Popular Minnesota Cooks program turns 10
By Carol Stender
Date Modified: 09/20/2012 9:45 AM
ST. PAUL, Minn. — Doug Peterson smiled as he talked about "Minnesota Cooks" at the state fair.
The Minnesota Farmers Union president started the program 10 years ago to connect consumers with locally grown foods.
Minnesota chefs give cooking demonstrations for one day from a Minnesota State Fair stage using locally grown ingredients.
It started at a time when farmers were talking about building consumer connections, Peterson said. He also wanted to start a dialogue with chefs.
"We were probably a little ahead of our time," Peterson said.
Each year, the program has seen more people attending at least one of the cooking sessions. Last year, around 8,000 came, said MFU membership director Bruce Miller.
For the first three years of Minnesota Cooks, celebrity chef Andrew Zimmern emceed the program. Several of the chefs are James Beard award winners. Some hail from white tablecloth restaurants and others from rural eateries.
"I am honored to be asked to be invited here," said Le Cordon Bleu College of Culinary Arts alumnus Victor Young. The Twin Cities baker kicked off the program by making a fruit dessert. "I live, eat and breathe pastry. It's great to share this with others."
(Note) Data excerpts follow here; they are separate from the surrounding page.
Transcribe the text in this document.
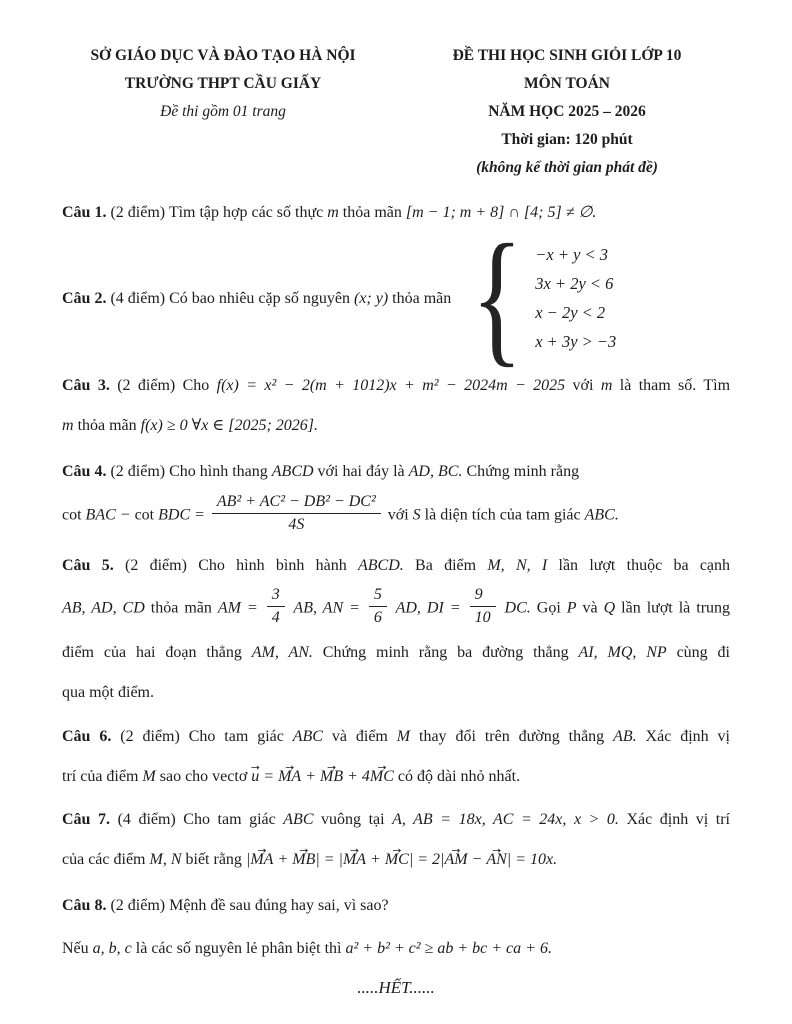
SỞ GIÁO DỤC VÀ ĐÀO TẠO HÀ NỘI
TRƯỜNG THPT CẦU GIẤY
Đề thi gồm 01 trang
ĐỀ THI HỌC SINH GIỎI LỚP 10
MÔN TOÁN
NĂM HỌC 2025 – 2026
Thời gian: 120 phút
(không kể thời gian phát đề)

Câu 1. (2 điểm) Tìm tập hợp các số thực m thỏa mãn [m − 1; m + 8] ∩ [4; 5] ≠ ∅.

Câu 2. (4 điểm) Có bao nhiêu cặp số nguyên (x; y) thỏa mãn { −x + y < 3
3x + 2y < 6
x − 2y < 2
x + 3y > −3

Câu 3. (2 điểm) Cho f(x) = x² − 2(m + 1012)x + m² − 2024m − 2025 với m là tham số. Tìm

m thỏa mãn f(x) ≥ 0 ∀x ∈ [2025; 2026].

Câu 4. (2 điểm) Cho hình thang ABCD với hai đáy là AD, BC. Chứng minh rằng

cot BAC − cot BDC = $\frac{\text{AB² + AC² − DB² − DC²}}{4S}$ với S là diện tích của tam giác ABC.

Câu 5. (2 điểm) Cho hình bình hành ABCD. Ba điểm M, N, I lần lượt thuộc ba cạnh

AB, AD, CD thỏa mãn AM = $\frac{3}{4}$ AB, AN = $\frac{5}{6}$ AD, DI = $\frac{9}{10}$ DC. Gọi P và Q lần lượt là trung

điểm của hai đoạn thẳng AM, AN. Chứng minh rằng ba đường thẳng AI, MQ, NP cùng đi

qua một điểm.

Câu 6. (2 điểm) Cho tam giác ABC và điểm M thay đổi trên đường thẳng AB. Xác định vị

trí của điểm M sao cho vectơ u → = MA → + MB → + 4MC → có độ dài nhỏ nhất.

Câu 7. (4 điểm) Cho tam giác ABC vuông tại A, AB = 18x, AC = 24x, x > 0. Xác định vị trí

của các điểm M, N biết rằng |MA → + MB →| = |MA → + MC →| = 2|AM → − AN →| = 10x.

Câu 8. (2 điểm) Mệnh đề sau đúng hay sai, vì sao?

Nếu a, b, c là các số nguyên lẻ phân biệt thì a² + b² + c² ≥ ab + bc + ca + 6.

.....HẾT......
St. Peter's River Rock Coffee chef Montana Rasmussen and local grower Adam Ellefson of Living Land Farm shared the stage for another cooking segment. Rasmussen used Ellefson's heirloom tomatoes to prepare a summer heirloom tomato salad and his farm's basil in a tasty lemonade.
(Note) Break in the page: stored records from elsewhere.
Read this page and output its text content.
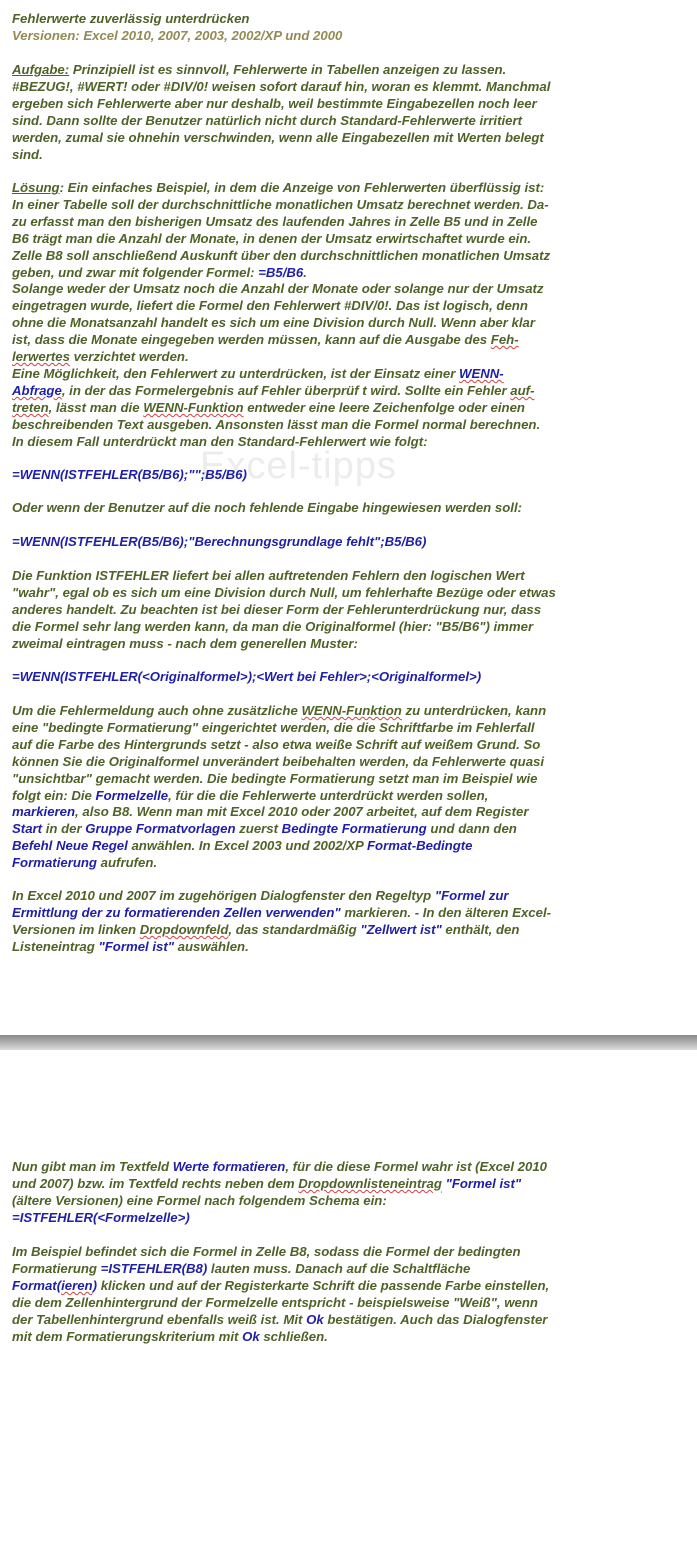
Excel-tipps

Fehlerwerte zuverlässig unterdrücken

Versionen: Excel 2010, 2007, 2003, 2002/XP und 2000

Aufgabe: Prinzipiell ist es sinnvoll, Fehlerwerte in Tabellen anzeigen zu lassen.
#BEZUG!, #WERT! oder #DIV/0! weisen sofort darauf hin, woran es klemmt. Manchmal
ergeben sich Fehlerwerte aber nur deshalb, weil bestimmte Eingabezellen noch leer
sind. Dann sollte der Benutzer natürlich nicht durch Standard-Fehlerwerte irritiert
werden, zumal sie ohnehin verschwinden, wenn alle Eingabezellen mit Werten belegt
sind.

Lösung: Ein einfaches Beispiel, in dem die Anzeige von Fehlerwerten überflüssig ist:
In einer Tabelle soll der durchschnittliche monatlichen Umsatz berechnet werden. Da-
zu erfasst man den bisherigen Umsatz des laufenden Jahres in Zelle B5 und in Zelle
B6 trägt man die Anzahl der Monate, in denen der Umsatz erwirtschaftet wurde ein.
Zelle B8 soll anschließend Auskunft über den durchschnittlichen monatlichen Umsatz
geben, und zwar mit folgender Formel: =B5/B6.
Solange weder der Umsatz noch die Anzahl der Monate oder solange nur der Umsatz
eingetragen wurde, liefert die Formel den Fehlerwert #DIV/0!. Das ist logisch, denn
ohne die Monatsanzahl handelt es sich um eine Division durch Null. Wenn aber klar
ist, dass die Monate eingegeben werden müssen, kann auf die Ausgabe des Feh-
lerwertes verzichtet werden.
Eine Möglichkeit, den Fehlerwert zu unterdrücken, ist der Einsatz einer WENN-
Abfrage, in der das Formelergebnis auf Fehler überprüf t wird. Sollte ein Fehler auf-
treten, lässt man die WENN-Funktion entweder eine leere Zeichenfolge oder einen
beschreibenden Text ausgeben. Ansonsten lässt man die Formel normal berechnen.
In diesem Fall unterdrückt man den Standard-Fehlerwert wie folgt:

=WENN(ISTFEHLER(B5/B6);"";B5/B6)

Oder wenn der Benutzer auf die noch fehlende Eingabe hingewiesen werden soll:

=WENN(ISTFEHLER(B5/B6);"Berechnungsgrundlage fehlt";B5/B6)

Die Funktion ISTFEHLER liefert bei allen auftretenden Fehlern den logischen Wert
"wahr", egal ob es sich um eine Division durch Null, um fehlerhafte Bezüge oder etwas
anderes handelt. Zu beachten ist bei dieser Form der Fehlerunterdrückung nur, dass
die Formel sehr lang werden kann, da man die Originalformel (hier: "B5/B6") immer
zweimal eintragen muss - nach dem generellen Muster:

=WENN(ISTFEHLER(<Originalformel>);<Wert bei Fehler>;<Originalformel>)

Um die Fehlermeldung auch ohne zusätzliche WENN-Funktion zu unterdrücken, kann
eine "bedingte Formatierung" eingerichtet werden, die die Schriftfarbe im Fehlerfall
auf die Farbe des Hintergrunds setzt - also etwa weiße Schrift auf weißem Grund. So
können Sie die Originalformel unverändert beibehalten werden, da Fehlerwerte quasi
"unsichtbar" gemacht werden. Die bedingte Formatierung setzt man im Beispiel wie
folgt ein: Die Formelzelle, für die die Fehlerwerte unterdrückt werden sollen,
markieren, also B8. Wenn man mit Excel 2010 oder 2007 arbeitet, auf dem Register
Start in der Gruppe Formatvorlagen zuerst Bedingte Formatierung und dann den
Befehl Neue Regel anwählen. In Excel 2003 und 2002/XP Format-Bedingte
Formatierung aufrufen.

In Excel 2010 und 2007 im zugehörigen Dialogfenster den Regeltyp "Formel zur
Ermittlung der zu formatierenden Zellen verwenden" markieren. - In den älteren Excel-
Versionen im linken Dropdownfeld, das standardmäßig "Zellwert ist" enthält, den
Listeneintrag "Formel ist" auswählen.

Nun gibt man im Textfeld Werte formatieren, für die diese Formel wahr ist (Excel 2010
und 2007) bzw. im Textfeld rechts neben dem Dropdownlisteneintrag "Formel ist"
(ältere Versionen) eine Formel nach folgendem Schema ein:
=ISTFEHLER(<Formelzelle>)

Im Beispiel befindet sich die Formel in Zelle B8, sodass die Formel der bedingten
Formatierung =ISTFEHLER(B8) lauten muss. Danach auf die Schaltfläche
Format(ieren) klicken und auf der Registerkarte Schrift die passende Farbe einstellen,
die dem Zellenhintergrund der Formelzelle entspricht - beispielsweise "Weiß", wenn
der Tabellenhintergrund ebenfalls weiß ist. Mit Ok bestätigen. Auch das Dialogfenster
mit dem Formatierungskriterium mit Ok schließen.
"It was really an honor to take part," Rasmussen said. "They are doing something wonderful with this program. I think this is fantastic. There happens to be more people finding out about working with local farmers. They are using locally grown produce and are more sustainable. It was an honor be included in the Minnesota Cooks calendar with the other chefs and restaurants that are doing the same thing."
Local food is something to be promoted and celebrated, Miller said.
"We have been doing this for 10 years and we use the state fair as a stage," he said. "We show people how local foods can be prepared tastefully and simply. We have had a commitment to demonstrate that not only from white tablecloth restaurants but from other restaurants across the Twin Cities and throughout the state. Restaurants that make the effort to serve Minnesota locally grown foods are honored."
It isn't difficult to do.
Food is personal, Peterson said.
"I'm very proud of what this program has accomplished," he said. "We've been in lockstep with consumers' increasing concern about where their food comes from and who produces it. We're pleased to educate about not only where to purchase these products, including restaurants and retailers, but also the community connection that purchasing local, farm-fresh foods brings about."